Он толкнул жеребца плечом:
- Эй, паря, очнись!
Тот чуть качнулся и только... Рябов медленно повернул голову, пристально посмотрел на коня:
- Да, странно, на него не похоже...
Впрочем, он тут же вернулся к тихой беседе с Полиной, а Федор ощупав грудину коня и суставы передних ног сильными пальцами, еще раз внимательно оглядел жеребца и, в недоумении, так и ушел к визжащим от счастья ребятишкам.
Иван, будто на ярмарке, водил перед ними кобылку, нахваливая и стать, и гибкость тела, дозволял погладить, затем обнажил лошади зубы и, как настоящий чревовещатель, почти не шелохнув губ, поздоровался с Петей и Коленькой:
- Привет, казаки!
Те, забавно сунув руки в боки, хором ответили:
- Привет!
А Коленька добавил грозно:
- И смотри у меня!..
Петька же, лихо сплюнув через переднюю щербинку, уточнил строгость брата:
- Кабы плеточкой не уходили по бокам, если шо!..
Игнат же, все это время, стоял перед капотом «Нивы» и мрачно рассматривал ее увечья. Он клонил голову то вправо, то влево и, казалось, что казак не видит и не слышит происходящего вокруг. Выгоревшие его брови, шашкой в ножны сошлись на переносице и по стальным, как у Федора глазам, кроваво заплескалось закатное солнце отраженное ветровым стеклом машины.
Стало быстро темнеть. Дети явно устали: Коленька начал требовать шаблю, Петя норовил ухватиться за кобылкин хвост, а та волновалась, стрежа острымя ушами и Полина, заметив это, заставила ребятишек расцеловаться с батькой и увела их в дом укладывать.
Иван сразу вернул лошадь в конюшню, Федор подошел к столу запалил пару свечей, они с Анатолием закурили и не заметили, как Игнат оказался возле жеребца... Только тяжкий вздох и глухой звук его падения перед казаком на колени, заставили их вскочить и в два прыжка оказаться рядом.
Длинный тесак почти по ручку вошел коню под сердце, и чем ниже его вмиг ослабевшее тело опускалось к земле, тем глубже вонзалось окровавленное оружие в еще трепещущие грудные мышцы...

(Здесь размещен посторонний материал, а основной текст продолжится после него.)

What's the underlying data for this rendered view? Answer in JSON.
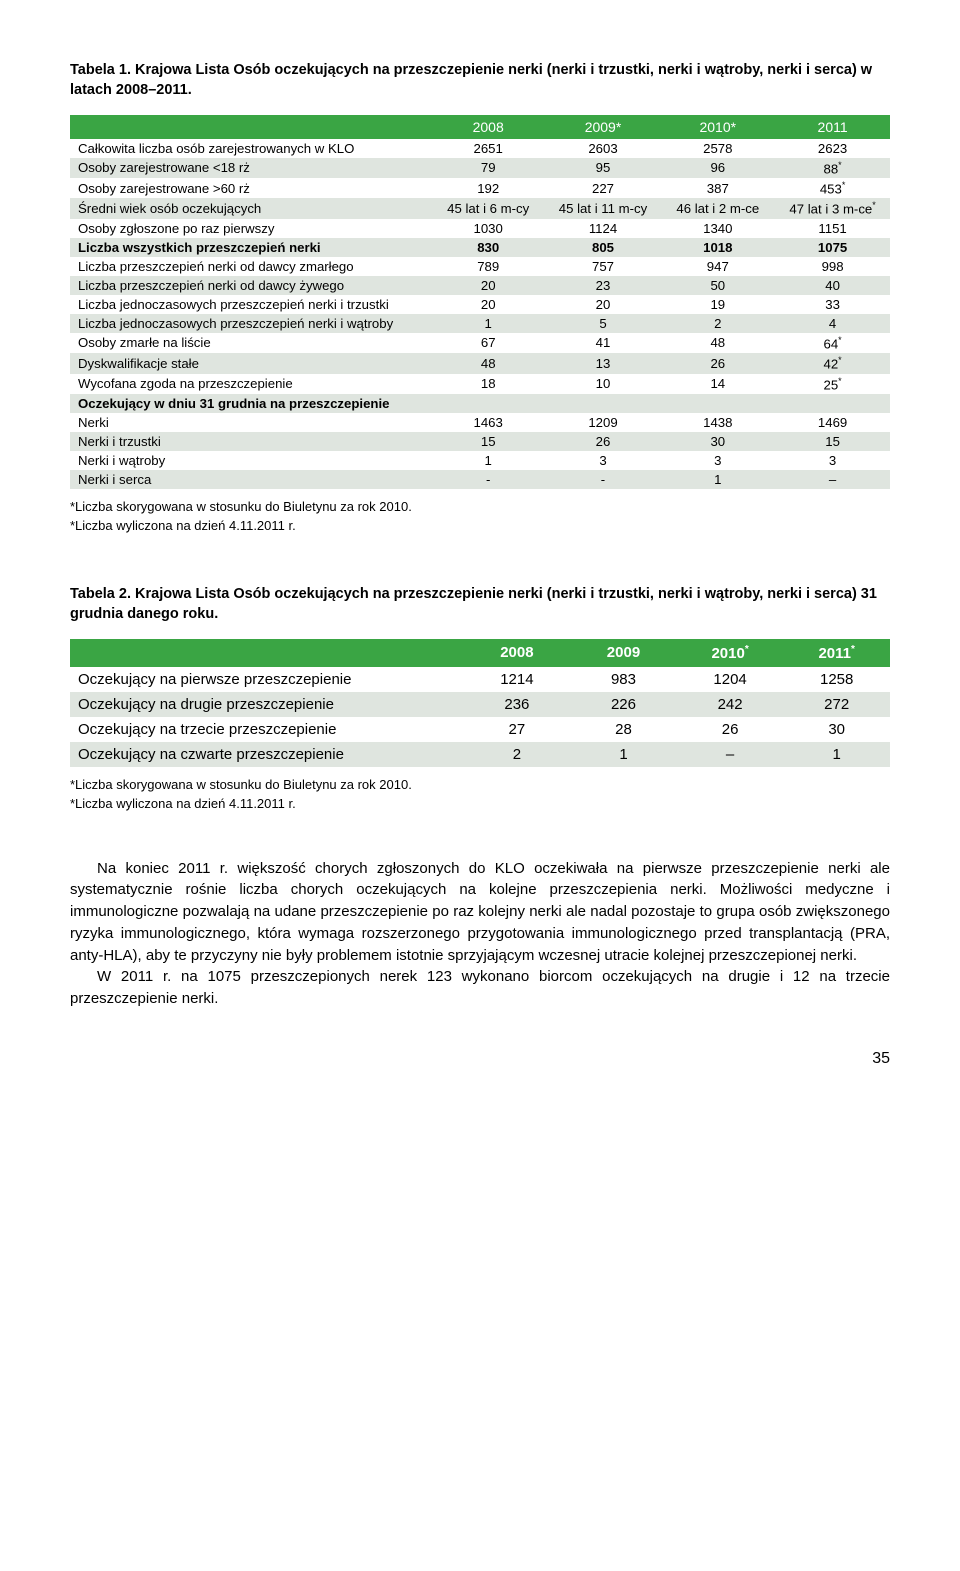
{
  "colors": {
    "header_bg": "#3aa544",
    "header_text": "#ffffff",
    "shade_bg": "#dfe5df",
    "text": "#000000",
    "page_bg": "#ffffff"
  },
  "table1": {
    "caption": "Tabela 1. Krajowa Lista Osób oczekujących na przeszczepienie nerki (nerki i trzustki, nerki i wątroby, nerki i serca) w latach 2008–2011.",
    "headers": [
      "2008",
      "2009*",
      "2010*",
      "2011"
    ],
    "rows": [
      {
        "label": "Całkowita liczba osób zarejestrowanych w KLO",
        "v": [
          "2651",
          "2603",
          "2578",
          "2623"
        ],
        "shade": false
      },
      {
        "label": "Osoby zarejestrowane <18 rż",
        "v": [
          "79",
          "95",
          "96",
          "88*"
        ],
        "shade": true
      },
      {
        "label": "Osoby zarejestrowane >60 rż",
        "v": [
          "192",
          "227",
          "387",
          "453*"
        ],
        "shade": false
      },
      {
        "label": "Średni wiek osób oczekujących",
        "v": [
          "45 lat i 6 m-cy",
          "45 lat i 11 m-cy",
          "46 lat i 2 m-ce",
          "47 lat i 3 m-ce*"
        ],
        "shade": true
      },
      {
        "label": "Osoby zgłoszone po raz pierwszy",
        "v": [
          "1030",
          "1124",
          "1340",
          "1151"
        ],
        "shade": false
      },
      {
        "label": "Liczba wszystkich przeszczepień nerki",
        "v": [
          "830",
          "805",
          "1018",
          "1075"
        ],
        "shade": true,
        "bold": true
      },
      {
        "label": "Liczba przeszczepień nerki od dawcy zmarłego",
        "v": [
          "789",
          "757",
          "947",
          "998"
        ],
        "shade": false
      },
      {
        "label": "Liczba przeszczepień nerki od dawcy żywego",
        "v": [
          "20",
          "23",
          "50",
          "40"
        ],
        "shade": true
      },
      {
        "label": "Liczba jednoczasowych przeszczepień nerki i trzustki",
        "v": [
          "20",
          "20",
          "19",
          "33"
        ],
        "shade": false
      },
      {
        "label": "Liczba jednoczasowych przeszczepień nerki i wątroby",
        "v": [
          "1",
          "5",
          "2",
          "4"
        ],
        "shade": true
      },
      {
        "label": "Osoby zmarłe na liście",
        "v": [
          "67",
          "41",
          "48",
          "64*"
        ],
        "shade": false
      },
      {
        "label": "Dyskwalifikacje stałe",
        "v": [
          "48",
          "13",
          "26",
          "42*"
        ],
        "shade": true
      },
      {
        "label": "Wycofana zgoda na przeszczepienie",
        "v": [
          "18",
          "10",
          "14",
          "25*"
        ],
        "shade": false
      },
      {
        "label": "Oczekujący w dniu 31 grudnia na przeszczepienie",
        "v": [
          "",
          "",
          "",
          ""
        ],
        "shade": true,
        "bold": true
      },
      {
        "label": "Nerki",
        "v": [
          "1463",
          "1209",
          "1438",
          "1469"
        ],
        "shade": false
      },
      {
        "label": "Nerki i trzustki",
        "v": [
          "15",
          "26",
          "30",
          "15"
        ],
        "shade": true
      },
      {
        "label": "Nerki i wątroby",
        "v": [
          "1",
          "3",
          "3",
          "3"
        ],
        "shade": false
      },
      {
        "label": "Nerki i serca",
        "v": [
          "-",
          "-",
          "1",
          "–"
        ],
        "shade": true
      }
    ],
    "footnotes": [
      "*Liczba skorygowana w stosunku do Biuletynu za rok 2010.",
      "*Liczba wyliczona na dzień 4.11.2011 r."
    ]
  },
  "table2": {
    "caption": "Tabela 2. Krajowa Lista Osób oczekujących na przeszczepienie nerki (nerki i trzustki, nerki i wątroby, nerki i serca) 31 grudnia danego roku.",
    "headers": [
      "2008",
      "2009",
      "2010*",
      "2011*"
    ],
    "rows": [
      {
        "label": "Oczekujący na pierwsze przeszczepienie",
        "v": [
          "1214",
          "983",
          "1204",
          "1258"
        ],
        "shade": false
      },
      {
        "label": "Oczekujący na drugie przeszczepienie",
        "v": [
          "236",
          "226",
          "242",
          "272"
        ],
        "shade": true
      },
      {
        "label": "Oczekujący na trzecie przeszczepienie",
        "v": [
          "27",
          "28",
          "26",
          "30"
        ],
        "shade": false
      },
      {
        "label": "Oczekujący na czwarte przeszczepienie",
        "v": [
          "2",
          "1",
          "–",
          "1"
        ],
        "shade": true
      }
    ],
    "footnotes": [
      "*Liczba skorygowana w stosunku do Biuletynu za rok 2010.",
      "*Liczba wyliczona na dzień 4.11.2011 r."
    ]
  },
  "paragraphs": [
    "Na koniec 2011 r. większość chorych zgłoszonych do KLO oczekiwała na pierwsze przeszczepienie nerki ale systematycznie rośnie liczba chorych oczekujących na kolejne przeszczepienia nerki. Możliwości medyczne i immunologiczne pozwalają na udane przeszczepienie po raz kolejny nerki ale nadal pozostaje to grupa osób zwiększonego ryzyka immunologicznego, która wymaga rozszerzonego przygotowania immunologicznego przed transplantacją (PRA, anty-HLA), aby te przyczyny nie były problemem istotnie sprzyjającym wczesnej utracie kolejnej przeszczepionej nerki.",
    "W 2011 r. na 1075 przeszczepionych nerek 123 wykonano biorcom oczekujących na drugie i 12 na trzecie przeszczepienie nerki."
  ],
  "page_number": "35"
}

Зрелище было настолько страшным, завораживающим неожиданным исходом жизни из плоти, что Федор и Анатолий застыли рядом, не пытаясь что-либо предпринять...

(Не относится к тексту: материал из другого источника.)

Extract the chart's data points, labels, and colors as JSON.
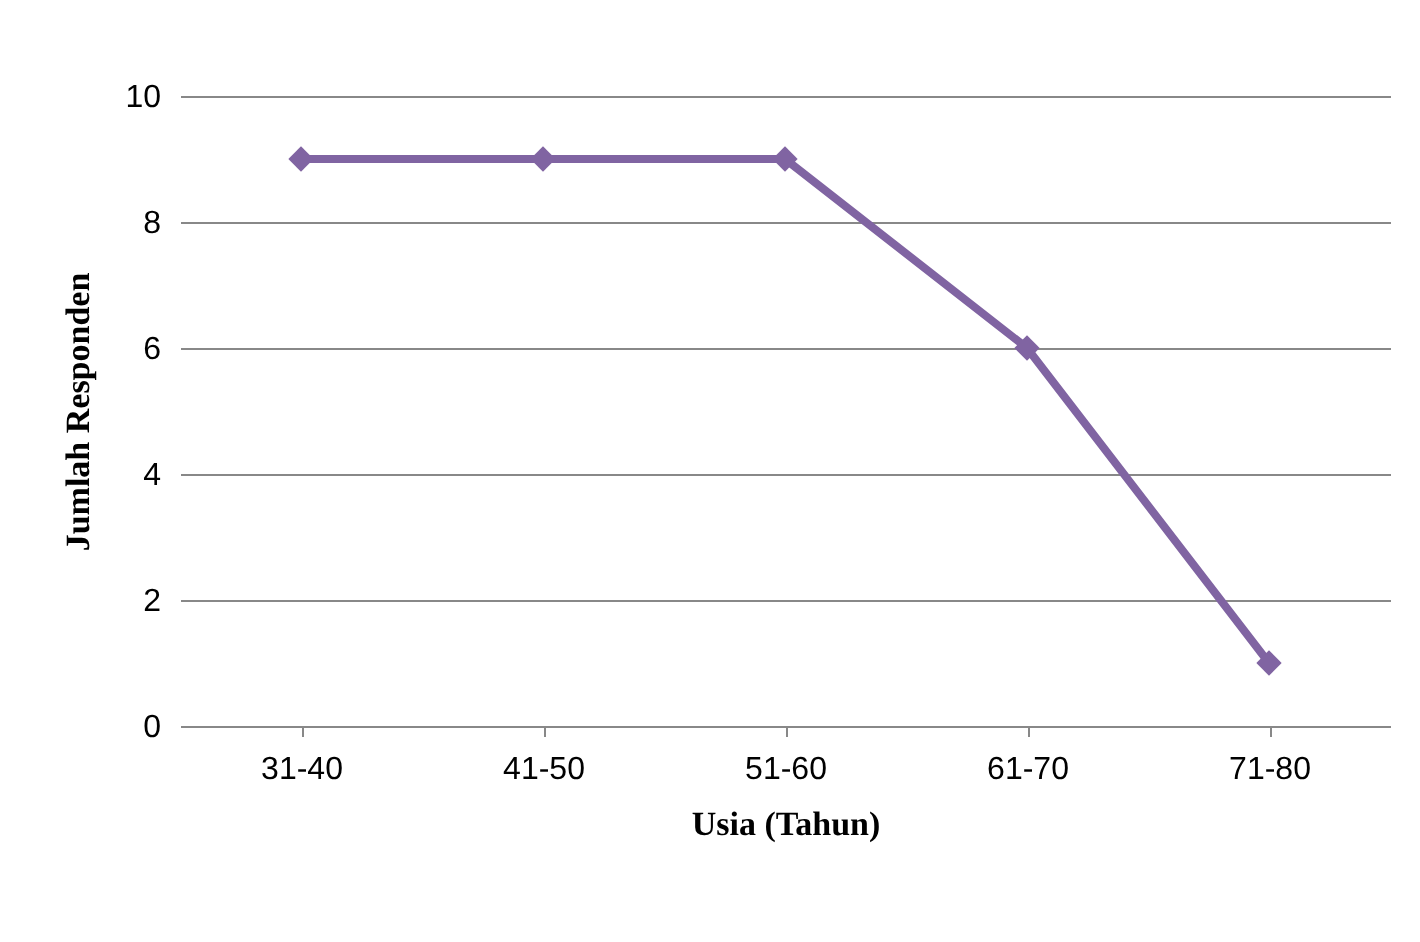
{
  "chart_data": {
    "type": "line",
    "xlabel": "Usia (Tahun)",
    "ylabel": "Jumlah Responden",
    "categories": [
      "31-40",
      "41-50",
      "51-60",
      "61-70",
      "71-80"
    ],
    "series": [
      {
        "color": "#8064a2",
        "values": [
          9,
          9,
          9,
          6,
          1
        ]
      }
    ],
    "ylim": [
      0,
      10
    ],
    "yticks": [
      0,
      2,
      4,
      6,
      8,
      10
    ],
    "grid": "y",
    "legend": false,
    "marker": "diamond",
    "line_style": "solid"
  }
}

Наконец конь завалился на бок, казаки отскочили, а он пару раз ударил в пустоту жизни задними ногами и затих.
Игнат спокойно произнес:
- Амба!
И хотел уйти, но мощный удар Федора сбил его на круп жеребца. Он, впрочем, тут же привстал на локти, тряхнул головой, возвращая на миг ушедшее сознание, и криво улыбнулся:
- Спасибо, братушка, но лучше уж я животину положу, чем этого многодетного Толю. Он мне, падло, весь свет в душе загасил!
И тут, будто невидимые, струнные колки, держащие человеческое тело прямо, разом ослабли в Анатолии, он вмиг расплющился лицом, ссутулился и, размахивая полусогнутыми в локтях руками, мелким старческим аллюром пересек двор и скакнул за калитку.

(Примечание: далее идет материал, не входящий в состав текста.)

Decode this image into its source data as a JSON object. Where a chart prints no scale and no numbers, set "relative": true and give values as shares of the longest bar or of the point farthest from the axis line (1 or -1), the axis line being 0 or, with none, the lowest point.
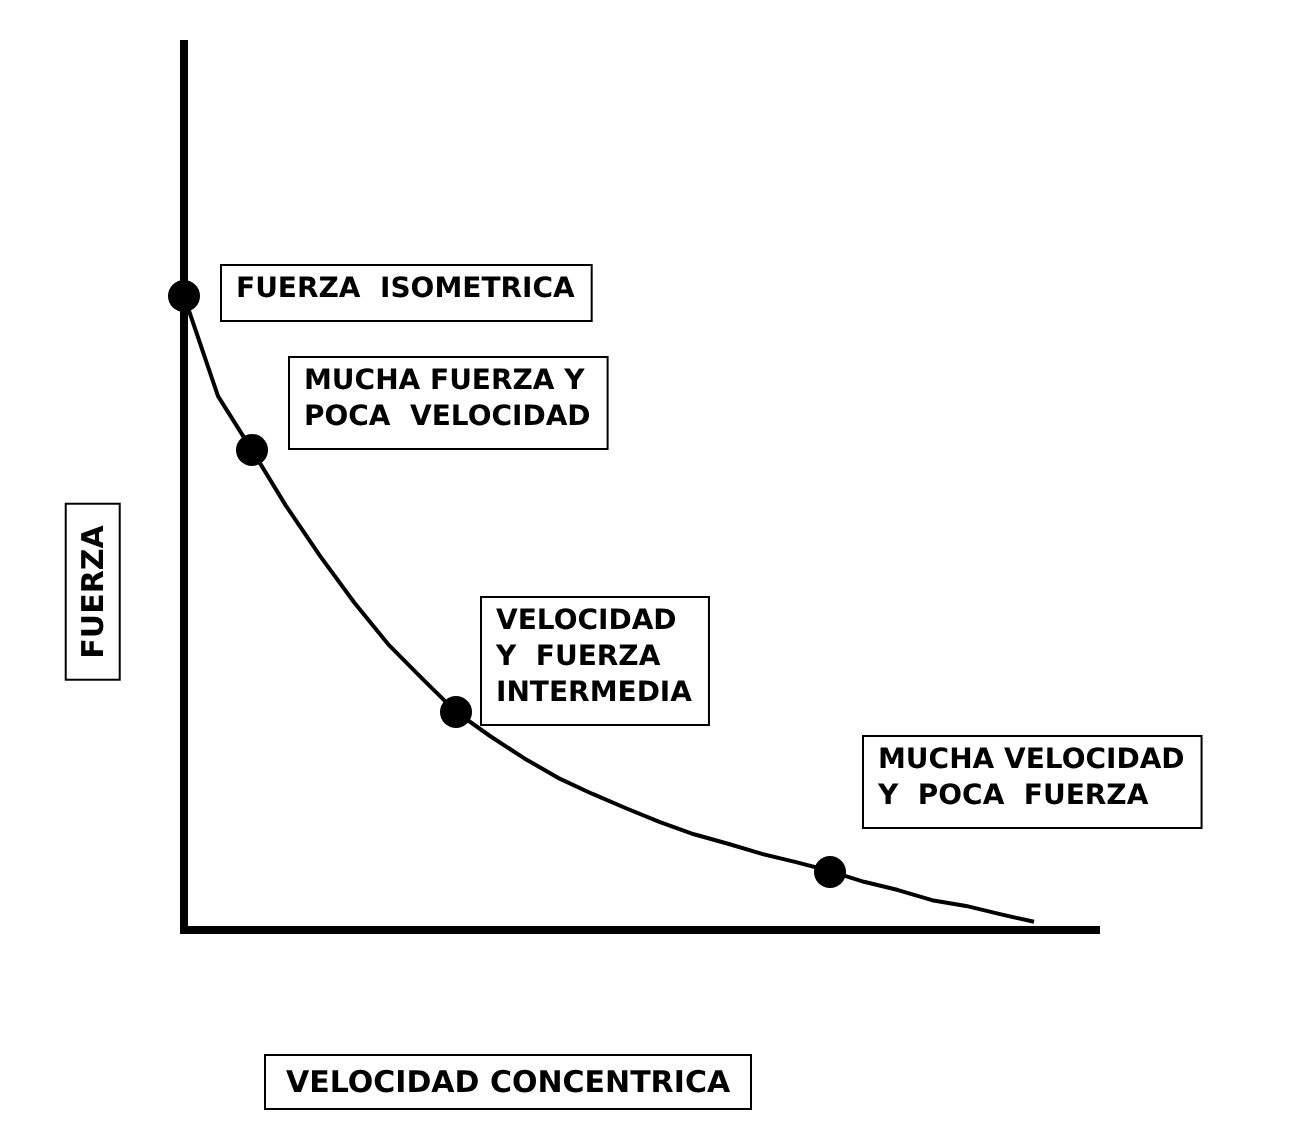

... Как не кричали потом в темноту Федор и Иван, сколько не искали вокруг и на дороге, тот, как сквозь землю провалился.
Полина из дому не вышла, Игнат так и остался лежать на трупе жеребца, подложив под голову руку, и внимательно разглядывал яркие звезды, словно выбирая на какую бы ему улететь с этой пресной напрочь планеты Земля. Струйка крови, то подсыхая, то вновь оживая в углу его рта, пятнила шею и рубаху, но он даже не удосуживался ее сплевывать.